Candidate Architecture
Figure - Candidate Architecture
Layers
The architecture includes four distinct layers:
- Presentation Layer
- Enterprise Services Layer
- Data Services Layer
- Data Layer
Presentation Layer
The presentation layer deals with user interface aspects of the system. Presentation layer will leverage Kuali Rapid Application Development (KRAD), a framework providing reusable solutions and templates. KRAD is built upon industry standard jQuery libraries providing out-of-box UI components, validations and accessibility to RICE middleware.
Enterprise Services Layer
The enterprise services layer encapsulates specific business rules, which are made available to the presentation layer. The presentation layer requests enterprise services, which are then fulfilled by this layer. The architecture envisages providing a seamless enterprise service layer communicating with internal data stores and 3rd party services. The data access layer supports the enterprise service layer by serving the data required.

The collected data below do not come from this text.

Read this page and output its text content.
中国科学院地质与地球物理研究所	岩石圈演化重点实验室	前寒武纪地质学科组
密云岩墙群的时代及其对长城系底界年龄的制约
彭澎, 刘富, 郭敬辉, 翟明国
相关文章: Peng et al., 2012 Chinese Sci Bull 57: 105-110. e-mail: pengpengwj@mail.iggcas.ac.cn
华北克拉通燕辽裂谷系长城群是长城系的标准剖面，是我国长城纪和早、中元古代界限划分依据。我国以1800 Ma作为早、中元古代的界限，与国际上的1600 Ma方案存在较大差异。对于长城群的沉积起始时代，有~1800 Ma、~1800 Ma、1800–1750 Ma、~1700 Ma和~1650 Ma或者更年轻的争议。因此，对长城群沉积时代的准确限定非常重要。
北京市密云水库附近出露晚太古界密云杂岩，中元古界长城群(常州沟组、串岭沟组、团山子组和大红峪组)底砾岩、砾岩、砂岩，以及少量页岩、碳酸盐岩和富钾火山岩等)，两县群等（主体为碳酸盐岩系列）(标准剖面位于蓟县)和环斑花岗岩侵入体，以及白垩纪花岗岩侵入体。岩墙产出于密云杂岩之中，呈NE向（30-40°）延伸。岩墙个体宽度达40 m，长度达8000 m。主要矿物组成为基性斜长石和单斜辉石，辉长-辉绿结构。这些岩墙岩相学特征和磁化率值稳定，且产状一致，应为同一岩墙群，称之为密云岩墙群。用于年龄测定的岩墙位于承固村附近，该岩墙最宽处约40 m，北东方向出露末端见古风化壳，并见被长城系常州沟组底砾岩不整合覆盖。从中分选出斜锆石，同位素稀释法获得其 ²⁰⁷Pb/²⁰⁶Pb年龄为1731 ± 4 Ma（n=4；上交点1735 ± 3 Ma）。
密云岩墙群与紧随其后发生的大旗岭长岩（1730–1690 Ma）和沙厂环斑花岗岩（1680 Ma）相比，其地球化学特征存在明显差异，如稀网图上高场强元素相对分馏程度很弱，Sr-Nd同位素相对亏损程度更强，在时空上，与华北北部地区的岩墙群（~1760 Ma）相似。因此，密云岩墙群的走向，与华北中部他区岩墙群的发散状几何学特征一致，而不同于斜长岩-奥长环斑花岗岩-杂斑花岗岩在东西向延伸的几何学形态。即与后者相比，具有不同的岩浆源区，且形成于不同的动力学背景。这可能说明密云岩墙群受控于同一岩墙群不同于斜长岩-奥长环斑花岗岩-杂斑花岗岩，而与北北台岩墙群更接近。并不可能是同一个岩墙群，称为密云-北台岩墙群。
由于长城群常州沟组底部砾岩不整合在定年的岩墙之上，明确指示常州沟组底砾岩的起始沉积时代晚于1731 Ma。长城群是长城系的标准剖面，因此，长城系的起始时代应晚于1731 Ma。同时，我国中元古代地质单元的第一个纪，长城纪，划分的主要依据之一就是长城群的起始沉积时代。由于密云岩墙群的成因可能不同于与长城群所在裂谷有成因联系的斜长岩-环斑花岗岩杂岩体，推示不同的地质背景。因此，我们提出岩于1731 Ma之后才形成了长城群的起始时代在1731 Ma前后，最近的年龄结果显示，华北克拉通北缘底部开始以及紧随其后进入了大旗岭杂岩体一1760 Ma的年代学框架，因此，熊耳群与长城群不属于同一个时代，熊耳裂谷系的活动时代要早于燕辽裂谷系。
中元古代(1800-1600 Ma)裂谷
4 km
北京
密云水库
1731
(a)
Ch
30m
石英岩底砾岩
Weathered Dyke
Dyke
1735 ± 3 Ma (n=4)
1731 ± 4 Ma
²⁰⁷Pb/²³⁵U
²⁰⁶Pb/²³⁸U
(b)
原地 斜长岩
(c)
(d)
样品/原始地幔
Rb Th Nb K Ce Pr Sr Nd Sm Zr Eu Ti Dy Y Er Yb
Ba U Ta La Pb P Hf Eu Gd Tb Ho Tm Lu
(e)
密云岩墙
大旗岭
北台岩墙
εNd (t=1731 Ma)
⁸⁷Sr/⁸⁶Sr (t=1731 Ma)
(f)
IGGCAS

Enterprise Services is based on a Service Oriented Architecture and leverages Kuali Service Bus (KSB), for service integration. Services will be designed as java spring-based services and will be published on the service bus as remote asynchronous calls. Transaction services will be published as SOAP services and lookup services will be published as RESTFul Services.
Features such as Service Discovery, Quality of Service, Security, Monitoring and Messaging are available as out-of-box features in Kuali Service Bus and can be leveraged during implementation as required.
Data Services Layer
The data services layer provides fundamental services to fulfill the business needs (fulfilled through enterprise services) such as Search, Request Item, etc. The data services layer serves data required by enterprise services. Data services support both relational database and Solr.

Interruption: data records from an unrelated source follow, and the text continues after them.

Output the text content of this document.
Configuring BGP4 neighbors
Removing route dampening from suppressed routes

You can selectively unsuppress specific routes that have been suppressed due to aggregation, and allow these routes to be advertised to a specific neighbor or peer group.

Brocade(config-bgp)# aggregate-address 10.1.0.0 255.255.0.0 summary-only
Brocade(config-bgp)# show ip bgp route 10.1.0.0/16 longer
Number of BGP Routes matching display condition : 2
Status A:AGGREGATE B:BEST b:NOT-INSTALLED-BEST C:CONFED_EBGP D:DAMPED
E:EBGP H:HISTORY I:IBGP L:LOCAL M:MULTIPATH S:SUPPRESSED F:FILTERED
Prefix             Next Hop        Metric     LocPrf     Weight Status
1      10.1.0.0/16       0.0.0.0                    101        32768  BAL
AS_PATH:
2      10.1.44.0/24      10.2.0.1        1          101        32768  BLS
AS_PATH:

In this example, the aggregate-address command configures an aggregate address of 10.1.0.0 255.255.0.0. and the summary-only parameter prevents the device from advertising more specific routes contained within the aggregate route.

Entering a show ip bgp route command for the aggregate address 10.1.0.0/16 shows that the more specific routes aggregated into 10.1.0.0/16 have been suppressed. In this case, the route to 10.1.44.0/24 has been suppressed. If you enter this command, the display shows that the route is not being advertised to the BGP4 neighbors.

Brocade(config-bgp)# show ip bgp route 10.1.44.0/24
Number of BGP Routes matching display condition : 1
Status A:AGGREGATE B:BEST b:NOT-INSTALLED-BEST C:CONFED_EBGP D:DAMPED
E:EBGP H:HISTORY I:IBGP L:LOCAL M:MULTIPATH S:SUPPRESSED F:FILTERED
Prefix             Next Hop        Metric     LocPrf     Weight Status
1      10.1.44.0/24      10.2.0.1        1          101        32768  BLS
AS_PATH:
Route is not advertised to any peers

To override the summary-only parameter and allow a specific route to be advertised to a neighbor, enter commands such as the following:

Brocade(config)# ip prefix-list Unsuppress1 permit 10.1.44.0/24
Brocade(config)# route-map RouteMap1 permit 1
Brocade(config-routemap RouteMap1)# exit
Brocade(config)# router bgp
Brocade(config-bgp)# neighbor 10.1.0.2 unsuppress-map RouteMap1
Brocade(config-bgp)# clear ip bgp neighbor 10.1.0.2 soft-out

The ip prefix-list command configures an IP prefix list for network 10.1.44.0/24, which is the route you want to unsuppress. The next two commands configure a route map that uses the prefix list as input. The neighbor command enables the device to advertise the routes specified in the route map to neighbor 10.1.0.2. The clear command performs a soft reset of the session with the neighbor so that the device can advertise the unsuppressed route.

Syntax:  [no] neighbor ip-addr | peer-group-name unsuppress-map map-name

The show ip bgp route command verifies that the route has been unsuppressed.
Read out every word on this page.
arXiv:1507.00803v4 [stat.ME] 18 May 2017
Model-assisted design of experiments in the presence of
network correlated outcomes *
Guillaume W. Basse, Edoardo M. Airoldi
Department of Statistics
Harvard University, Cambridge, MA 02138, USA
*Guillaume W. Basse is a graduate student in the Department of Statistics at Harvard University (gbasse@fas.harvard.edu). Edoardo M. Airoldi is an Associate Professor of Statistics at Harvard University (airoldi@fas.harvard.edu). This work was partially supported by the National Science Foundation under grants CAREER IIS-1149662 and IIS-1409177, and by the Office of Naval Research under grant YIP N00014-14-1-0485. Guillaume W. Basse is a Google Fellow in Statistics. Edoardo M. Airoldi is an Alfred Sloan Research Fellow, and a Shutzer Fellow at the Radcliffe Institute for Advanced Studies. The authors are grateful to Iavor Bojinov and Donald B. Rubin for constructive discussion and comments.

Services implementing data access to relational database will leverage Java Persistence Architecture (JPA), providing separation of object persistence and data access logic from a particular persistence mechanism (relational database) in data layer. This approach provides the flexibility to change the applications persistence mechanism without the need to re-engineer application logic that interacts with the data layer. Persistence classes are developed following the object-oriented idiom including association, inheritance, polymorphism, composition, and collections. This framework provides the flexibility to express queries in its own portable SQL extension, as well as in native SQL, or with object-oriented criteria.
Services implementing data access to Solr / Lucene search will wrap the Solr RESTFul API’s to provide features such as search, filter, sort and navigation.
Data Layer
The data layer serves as the data store for all persistent information in the system including the relational database and search engine indexes.

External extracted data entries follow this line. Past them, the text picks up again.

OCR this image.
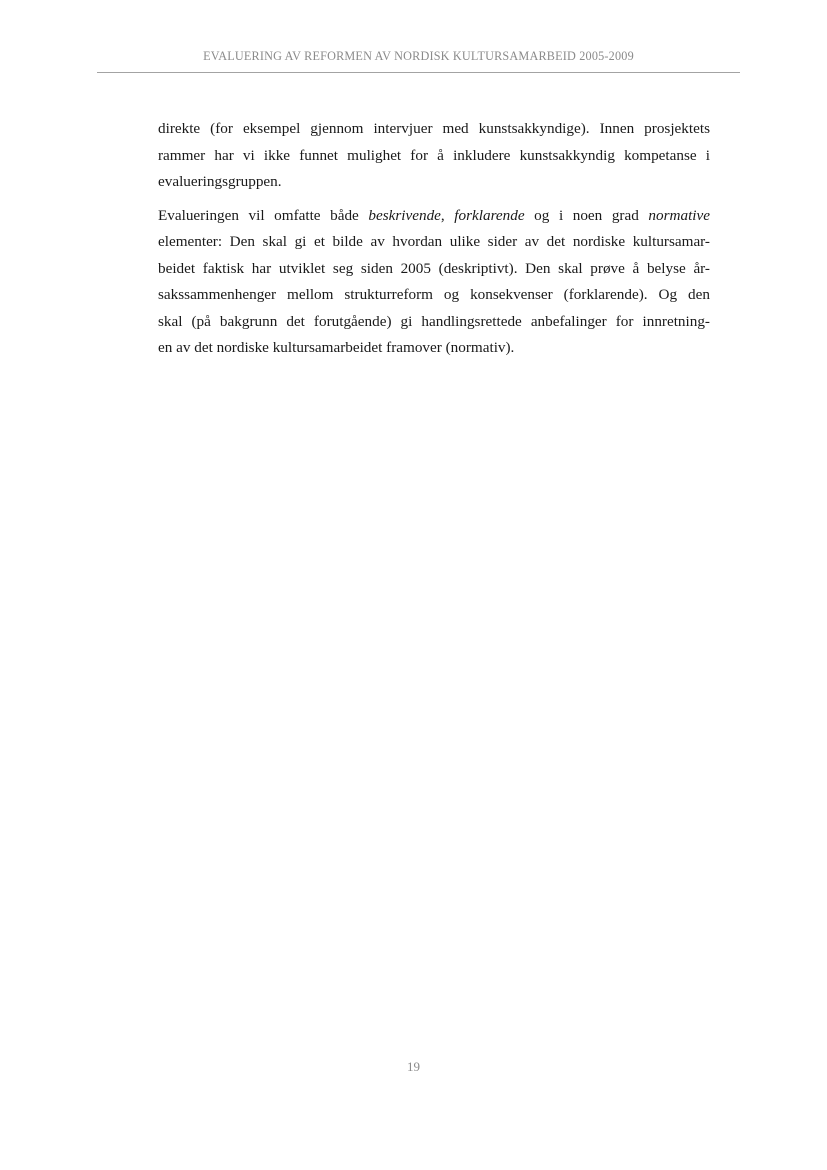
EVALUERING AV REFORMEN AV NORDISK KULTURSAMARBEID 2005-2009

direkte (for eksempel gjennom intervjuer med kunstsakkyndige). Innen prosjektets
rammer har vi ikke funnet mulighet for å inkludere kunstsakkyndig kompetanse i
evalueringsgruppen.

Evalueringen vil omfatte både beskrivende, forklarende og i noen grad normative
elementer: Den skal gi et bilde av hvordan ulike sider av det nordiske kultursamar-
beidet faktisk har utviklet seg siden 2005 (deskriptivt). Den skal prøve å belyse år-
sakssammenhenger mellom strukturreform og konsekvenser (forklarende). Og den
skal (på bakgrunn det forutgående) gi handlingsrettede anbefalinger for innretning-
en av det nordiske kultursamarbeidet framover (normativ).

19
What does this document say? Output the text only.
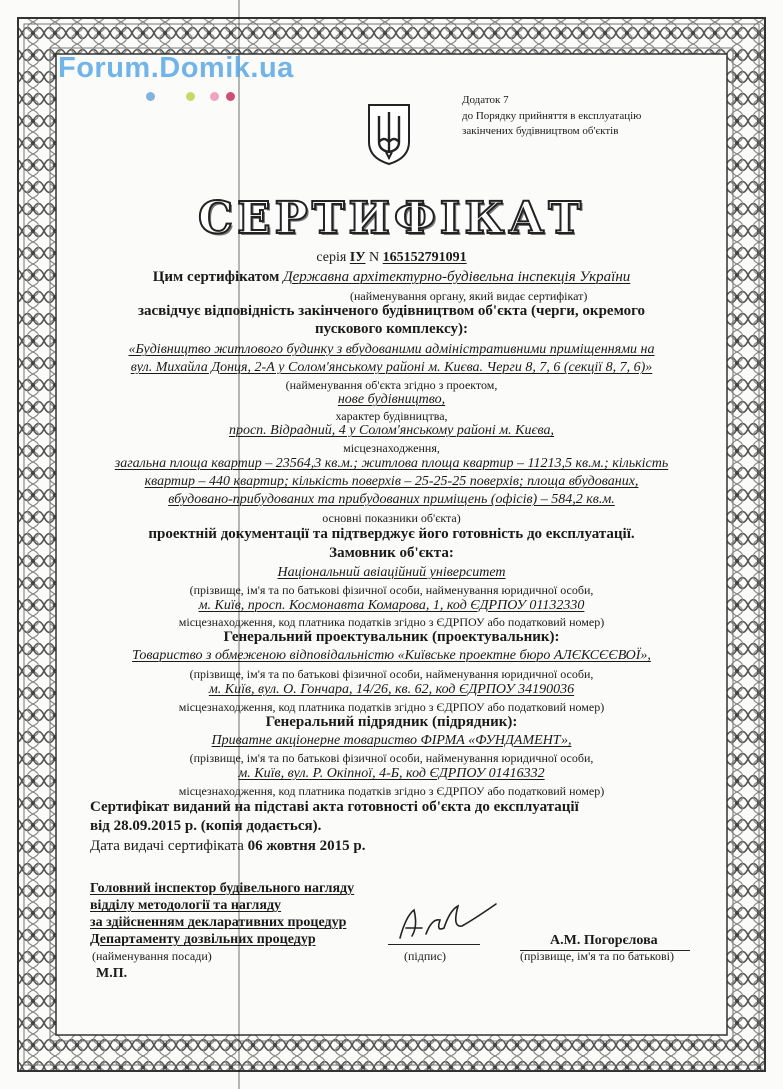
Forum.Domik.ua
Додаток 7
до Порядку прийняття в експлуатацію
закінчених будівництвом об'єктів
СЕРТИФІКАТ
серія ІУ N 165152791091
Цим сертифікатом Державна архітектурно-будівельна інспекція України
(найменування органу, який видає сертифікат)
засвідчує відповідність закінченого будівництвом об'єкта (черги, окремого
пускового комплексу):
«Будівництво житлового будинку з вбудованими адміністративними приміщеннями на
вул. Михайла Донця, 2-А у Солом'янському районі м. Києва. Черги 8, 7, 6 (секції 8, 7, 6)»
(найменування об'єкта згідно з проектом,
нове будівництво,
характер будівництва,
просп. Відрадний, 4 у Солом'янському районі м. Києва,
місцезнаходження,
загальна площа квартир – 23564,3 кв.м.; житлова площа квартир – 11213,5 кв.м.; кількість
квартир – 440 квартир; кількість поверхів – 25-25-25 поверхів; площа вбудованих,
вбудовано-прибудованих та прибудованих приміщень (офісів) – 584,2 кв.м.
основні показники об'єкта)
проектній документації та підтверджує його готовність до експлуатації.
Замовник об'єкта:
Національний авіаційний університет
(прізвище, ім'я та по батькові фізичної особи, найменування юридичної особи,
м. Київ, просп. Космонавта Комарова, 1, код ЄДРПОУ 01132330
місцезнаходження, код платника податків згідно з ЄДРПОУ або податковий номер)
Генеральний проектувальник (проектувальник):
Товариство з обмеженою відповідальністю «Київське проектне бюро АЛЄКСЄЄВОЇ»,
(прізвище, ім'я та по батькові фізичної особи, найменування юридичної особи,
м. Київ, вул. О. Гончара, 14/26, кв. 62, код ЄДРПОУ 34190036
місцезнаходження, код платника податків згідно з ЄДРПОУ або податковий номер)
Генеральний підрядник (підрядник):
Приватне акціонерне товариство ФІРМА «ФУНДАМЕНТ»,
(прізвище, ім'я та по батькові фізичної особи, найменування юридичної особи,
м. Київ, вул. Р. Окіпної, 4-Б, код ЄДРПОУ 01416332
місцезнаходження, код платника податків згідно з ЄДРПОУ або податковий номер)
Сертифікат виданий на підставі акта готовності об'єкта до експлуатації
від 28.09.2015 р. (копія додається).
Дата видачі сертифіката 06 жовтня 2015 р.
Головний інспектор будівельного нагляду
відділу методології та нагляду
за здійсненням декларативних процедур
Департаменту дозвільних процедур
(найменування посади)
М.П.
(підпис)
А.М. Погорєлова
(прізвище, ім'я та по батькові)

RDBMS data layer will comprise of MySQL cluster. RDBMS data layer will be accessed only from the data access layer via Data Access Objects (DAOs). RDBMS cluster architecture allows a single physical database to be accessed by concurrent instances running across several different CPUs. The proposed data layer will be composed of a group of independent servers or nodes that operate as a single system. These nodes have a single view of the distributed cache memory for the entire database system providing applications access to more horsepower when needed while allowing computing resources to be used for other applications when database resources are not as heavily required. In the event of a sudden increase in traffic, proposed system can distribute the load over many nodes, a feature referred to as load balancing. In addition to this, proposed system can protect against failures caused by unexpected hardware, operating system or server crashes, as well as processing loss caused by planned maintenance. When a node failure occurs, connection attempts can fail over to other nodes in the cluster, which assumes the work of the failed node. When connection failover occurs and a service connection is redirected to another node, users can continue to access the service, unaware that it is now provided from a different node.
A single Solr instance can support more than one index using Solr cores (single index per core). A single large index can be a performance overhead. SolrCloud distributes a single index on different machines, commonly referred as shards. All shards of the same index making one large index are referred as collection. While collection supports index scaling, it does not provide redundancy. Replication of shards provides redundancy and fault tolerance.
Zookeeper maintains the SolrCloud, by distributing the index across shards and federating the search through the collection. SolrCloud uses leaders and an overseer. In the event of leader or the cluster overseer failure, automatic fail over will choose new leaders or a new overseer transparently to the user and they will seamlessly takeover their respective jobs. Any Solr instance can be promoted to one of these roles.